A service has been held at sea to remember around 700 First World War soldiers who lost their lives in the sinking of two ships carrying US troops off the coast of Islay.
The SS Tuscania and HMS Otranto sank off the island within eight months of each other in 1918.
The Tuscania had almost completed its transatlantic voyage, carrying 2,500 British and US troops, when it was torpedoed by a German U-boat.
Most on board were rescued by the Royal Navy but more than 200 men were lost at sea, with many swept up on the shore of Islay.
Another tragedy followed shortly after when the Otranto sank on 6 October . Amid a strong storm, the ship crashed into HMS Kashmir while travelling in convoy.

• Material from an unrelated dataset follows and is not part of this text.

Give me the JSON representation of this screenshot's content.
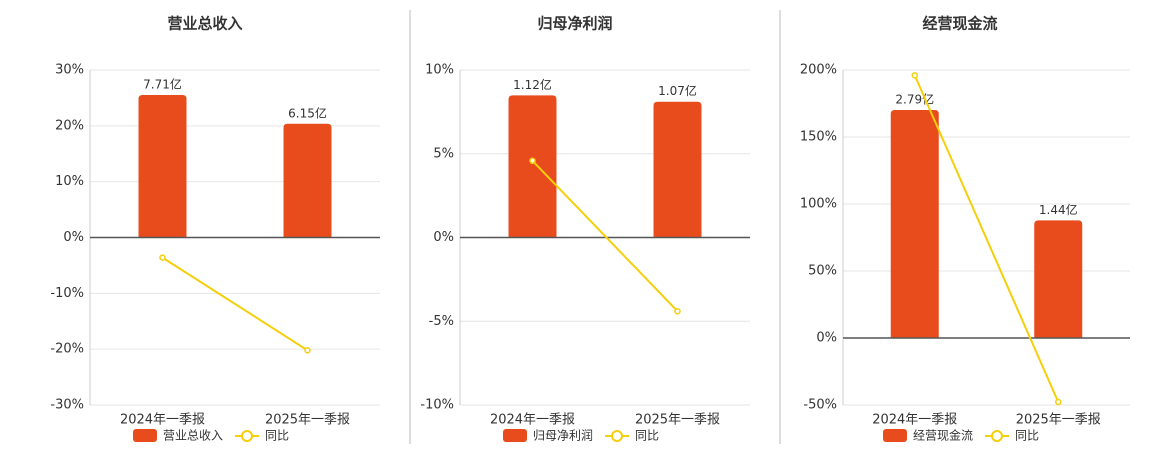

Many US troops were saved by HMS Mounsey but those that could not escape the Otranto were swept toward an Islay reef that wrecked the ship. Around 470 men died.
Almost a century on, the British, US, French and Germany navies paid their respects to the dead in a ceremony above the wreck of the Tuscania.
Aboard HMS Raider yesterday, Rev Dr Karen Campbell, national chaplain of the Royal British Legion Scotland, led a service while a wreath was laid at sea by Lord George Robertson of Port Ellen, whose grandfather was the police sergeant on Islay and dealt with the aftermath of the sinkings.
HMS Raider was joined at sea by the USS Ross, FS Andromede and FGS Lubeck, the ships providing the backdrop to First World War commemorations being held on Islay with the Princess Royal and First Minister Nicola Sturgeon to attend.
Legion Scotland’s national chairman Charlie Brown said: “We stay true to our commitment and the words ‘We will remember them’ by ensuring that the sacrifice of over 700 US servicemen and British crew members is never forgotten.
“We also pay tribute to the bravery and selfless actions of those on board the Royal Navy destroyer HMS Mounsey, who went alongside to save over 1,800 US servicemen who otherwise may have perished.
“It is heartwarming that in times of great tragedy and loss of life that the human spirit of comradeship and sense of belonging joins nations as one in the hope that peace will prevail over the loss of life.”
The Moderator of the General Assembly of the Church of Scotland, Right Rev Dr Derek Browning, said he will remember the heroism and kindness of Islay residents at the time of the tragedy as well as those who died.